Boosting input data sequences generation for testing EFSM-specified systems using deep reinforcement learning

• Published in: Information and software technology Vol. 155; p. 107114
• Main Authors: Shu, Ting, Wu, Cuiping, Ding, Zuohua
• Format: Journal Article
• Language: English
• Published: Elsevier B.V 01.03.2023
• Subjects: Deep reinforcement learning; EFSM; Feasible test sequences; Input data; Input data; Deep reinforcement learning; EFSM; Feasible test sequences
• ISSN: 0950-5849; 1873-6025
• DOI: 10.1016/j.infsof.2022.107114

Input data sequence (IDS) is an important component of test sequences for testing from the Extended Finite State Machine (EFSM) model. During test generation, frequent IDS derivation is time-consuming. Therefore, it has become one of the key factors that restrict the efficiency of test sequences generation. To address this issue, this paper introduces deep reinforcement learning (DRL) to propose a novel approach named IDSG-DRL to accelerate IDS derivation. Our method first formalizes the problem of generating IDS for EFSM-based testing as a Markov decision problem. It then incorporates the DRL algorithm to learn experience from previous input data generation and train a decision-making model to significantly enhance the efficiency of subsequent data derivation for the newly generated test sequences. To improve the convergence of DRL algorithm and ensure the success rate of data generation, a state representation based on variable deviation and action formulation using adaptive exploration are elaborately designed. Finally, a DRL-based algorithm for efficiently yielding IDS is presented for any subject test sequence. We evaluate the proposed approach against the random method, GA-based method as well as a particle swarm optimization (PSO) based method. Experimental statistics show that IDSG-DRL significantly outperforms the baselines in terms of iteration steps, runtime cost, and the success rate of input data derivation. Specifically, compared to random, GA-based and PSO-based methods, IDSG-DRL can reduce the average number of iteration steps by up to 87.09%, 78.57%, and 56.35%, respectively.
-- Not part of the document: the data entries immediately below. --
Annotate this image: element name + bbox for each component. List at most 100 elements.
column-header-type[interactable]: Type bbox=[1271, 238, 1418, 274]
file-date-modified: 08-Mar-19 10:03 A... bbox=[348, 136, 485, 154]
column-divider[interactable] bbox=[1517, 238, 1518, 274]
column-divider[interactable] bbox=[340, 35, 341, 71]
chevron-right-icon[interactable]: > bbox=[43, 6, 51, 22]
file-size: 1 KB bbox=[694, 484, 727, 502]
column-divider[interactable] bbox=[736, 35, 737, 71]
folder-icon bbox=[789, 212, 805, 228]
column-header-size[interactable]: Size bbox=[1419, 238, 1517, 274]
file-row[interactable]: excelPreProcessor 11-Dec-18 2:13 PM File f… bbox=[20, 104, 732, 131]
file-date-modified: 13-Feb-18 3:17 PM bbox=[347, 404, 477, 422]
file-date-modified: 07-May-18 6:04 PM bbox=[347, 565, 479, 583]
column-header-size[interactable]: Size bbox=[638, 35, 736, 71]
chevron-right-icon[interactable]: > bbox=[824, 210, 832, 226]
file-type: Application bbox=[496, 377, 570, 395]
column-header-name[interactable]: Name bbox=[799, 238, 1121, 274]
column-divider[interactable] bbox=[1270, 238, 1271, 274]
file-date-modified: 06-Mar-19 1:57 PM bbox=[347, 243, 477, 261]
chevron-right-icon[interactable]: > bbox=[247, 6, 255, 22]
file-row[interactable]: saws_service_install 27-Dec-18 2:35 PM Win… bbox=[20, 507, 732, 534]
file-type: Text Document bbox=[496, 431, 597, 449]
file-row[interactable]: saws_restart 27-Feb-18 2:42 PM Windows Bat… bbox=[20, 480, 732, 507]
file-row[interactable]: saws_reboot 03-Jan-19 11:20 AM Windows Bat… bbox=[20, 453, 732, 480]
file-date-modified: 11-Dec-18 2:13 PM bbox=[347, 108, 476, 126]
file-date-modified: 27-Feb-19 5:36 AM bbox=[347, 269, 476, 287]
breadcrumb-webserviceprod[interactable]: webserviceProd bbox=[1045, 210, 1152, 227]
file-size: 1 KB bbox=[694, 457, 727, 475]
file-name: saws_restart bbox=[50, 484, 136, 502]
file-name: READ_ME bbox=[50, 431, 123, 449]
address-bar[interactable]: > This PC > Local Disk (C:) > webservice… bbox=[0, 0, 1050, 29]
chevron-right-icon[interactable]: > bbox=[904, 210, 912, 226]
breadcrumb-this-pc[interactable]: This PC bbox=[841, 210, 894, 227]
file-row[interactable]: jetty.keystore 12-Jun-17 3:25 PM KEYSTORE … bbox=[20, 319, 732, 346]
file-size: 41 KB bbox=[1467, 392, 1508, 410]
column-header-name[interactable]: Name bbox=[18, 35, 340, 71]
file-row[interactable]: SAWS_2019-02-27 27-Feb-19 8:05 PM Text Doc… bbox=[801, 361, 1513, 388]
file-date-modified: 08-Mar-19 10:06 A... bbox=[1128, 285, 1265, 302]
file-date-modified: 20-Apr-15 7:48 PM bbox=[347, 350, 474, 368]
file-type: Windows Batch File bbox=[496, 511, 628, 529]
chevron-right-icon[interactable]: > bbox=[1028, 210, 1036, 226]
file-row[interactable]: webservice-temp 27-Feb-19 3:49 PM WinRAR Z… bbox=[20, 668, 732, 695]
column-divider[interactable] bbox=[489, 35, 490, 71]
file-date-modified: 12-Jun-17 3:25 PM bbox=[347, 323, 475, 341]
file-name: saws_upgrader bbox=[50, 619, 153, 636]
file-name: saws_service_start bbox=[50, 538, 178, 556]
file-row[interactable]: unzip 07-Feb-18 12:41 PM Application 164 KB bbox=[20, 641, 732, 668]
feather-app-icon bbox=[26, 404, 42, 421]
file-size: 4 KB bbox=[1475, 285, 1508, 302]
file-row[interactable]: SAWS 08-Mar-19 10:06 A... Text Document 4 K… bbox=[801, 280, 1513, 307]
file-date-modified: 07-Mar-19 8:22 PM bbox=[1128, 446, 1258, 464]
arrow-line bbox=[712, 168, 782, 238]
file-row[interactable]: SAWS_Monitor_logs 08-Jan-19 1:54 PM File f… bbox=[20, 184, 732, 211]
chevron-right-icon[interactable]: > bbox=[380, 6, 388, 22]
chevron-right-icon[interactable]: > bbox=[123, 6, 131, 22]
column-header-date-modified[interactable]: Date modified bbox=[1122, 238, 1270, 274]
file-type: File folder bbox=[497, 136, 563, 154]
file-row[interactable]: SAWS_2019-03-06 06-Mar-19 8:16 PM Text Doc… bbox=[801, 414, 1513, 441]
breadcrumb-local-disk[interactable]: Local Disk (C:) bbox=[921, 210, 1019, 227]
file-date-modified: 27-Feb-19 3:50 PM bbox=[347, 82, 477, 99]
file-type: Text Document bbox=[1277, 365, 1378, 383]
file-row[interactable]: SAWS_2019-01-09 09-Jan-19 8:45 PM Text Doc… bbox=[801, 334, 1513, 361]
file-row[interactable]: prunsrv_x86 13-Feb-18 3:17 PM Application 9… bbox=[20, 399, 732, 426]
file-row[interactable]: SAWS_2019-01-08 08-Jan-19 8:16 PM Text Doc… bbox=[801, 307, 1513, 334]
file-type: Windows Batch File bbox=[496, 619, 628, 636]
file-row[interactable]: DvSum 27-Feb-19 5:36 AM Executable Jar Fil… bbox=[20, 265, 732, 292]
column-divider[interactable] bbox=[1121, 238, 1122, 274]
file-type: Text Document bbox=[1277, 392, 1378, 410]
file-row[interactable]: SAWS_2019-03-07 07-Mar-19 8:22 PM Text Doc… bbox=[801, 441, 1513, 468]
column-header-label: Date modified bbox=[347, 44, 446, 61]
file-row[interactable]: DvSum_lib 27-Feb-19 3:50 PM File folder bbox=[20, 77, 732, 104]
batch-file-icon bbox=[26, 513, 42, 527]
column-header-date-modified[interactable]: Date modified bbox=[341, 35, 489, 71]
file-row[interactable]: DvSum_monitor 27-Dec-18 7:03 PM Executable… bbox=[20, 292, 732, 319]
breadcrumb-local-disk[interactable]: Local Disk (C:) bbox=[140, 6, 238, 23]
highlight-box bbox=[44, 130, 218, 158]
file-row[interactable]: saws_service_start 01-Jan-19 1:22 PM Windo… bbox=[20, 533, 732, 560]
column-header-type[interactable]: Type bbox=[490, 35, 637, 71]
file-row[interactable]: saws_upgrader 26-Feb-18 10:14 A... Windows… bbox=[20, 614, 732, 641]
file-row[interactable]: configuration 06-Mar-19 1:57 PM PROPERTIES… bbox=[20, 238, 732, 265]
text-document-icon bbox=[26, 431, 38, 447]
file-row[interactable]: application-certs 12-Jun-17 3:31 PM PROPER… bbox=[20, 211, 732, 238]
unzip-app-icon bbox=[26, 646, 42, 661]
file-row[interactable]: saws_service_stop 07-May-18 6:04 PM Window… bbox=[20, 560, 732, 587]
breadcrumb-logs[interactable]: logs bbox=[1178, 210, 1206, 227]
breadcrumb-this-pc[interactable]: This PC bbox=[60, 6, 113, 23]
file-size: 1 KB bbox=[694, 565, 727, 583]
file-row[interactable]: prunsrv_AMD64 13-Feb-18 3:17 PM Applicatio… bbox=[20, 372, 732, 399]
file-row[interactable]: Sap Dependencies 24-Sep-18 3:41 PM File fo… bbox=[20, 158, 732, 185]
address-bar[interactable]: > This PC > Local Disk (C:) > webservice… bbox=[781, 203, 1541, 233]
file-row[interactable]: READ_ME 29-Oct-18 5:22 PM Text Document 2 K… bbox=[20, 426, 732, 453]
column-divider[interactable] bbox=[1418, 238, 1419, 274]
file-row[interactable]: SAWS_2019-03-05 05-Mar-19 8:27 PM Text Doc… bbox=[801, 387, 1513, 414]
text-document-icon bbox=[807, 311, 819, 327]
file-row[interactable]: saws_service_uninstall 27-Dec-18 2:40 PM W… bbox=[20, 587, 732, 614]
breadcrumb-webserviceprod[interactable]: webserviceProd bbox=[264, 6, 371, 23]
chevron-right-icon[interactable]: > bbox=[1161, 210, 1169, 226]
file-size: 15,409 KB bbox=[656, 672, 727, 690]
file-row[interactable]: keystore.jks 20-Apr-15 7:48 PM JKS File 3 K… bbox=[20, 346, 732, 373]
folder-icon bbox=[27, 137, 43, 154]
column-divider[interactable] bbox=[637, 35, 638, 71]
Regarding the average runtime, our approach is about 3.52 and 1.58 times faster than the GA-based and PSO-based methods. Additionally, given a larger input range, we observed that the performance of IDSG-DRL is more stable and its advantages are more significant. The experimental results suggest that our method is very promising to speed up IDS generation for EFSM-based testing.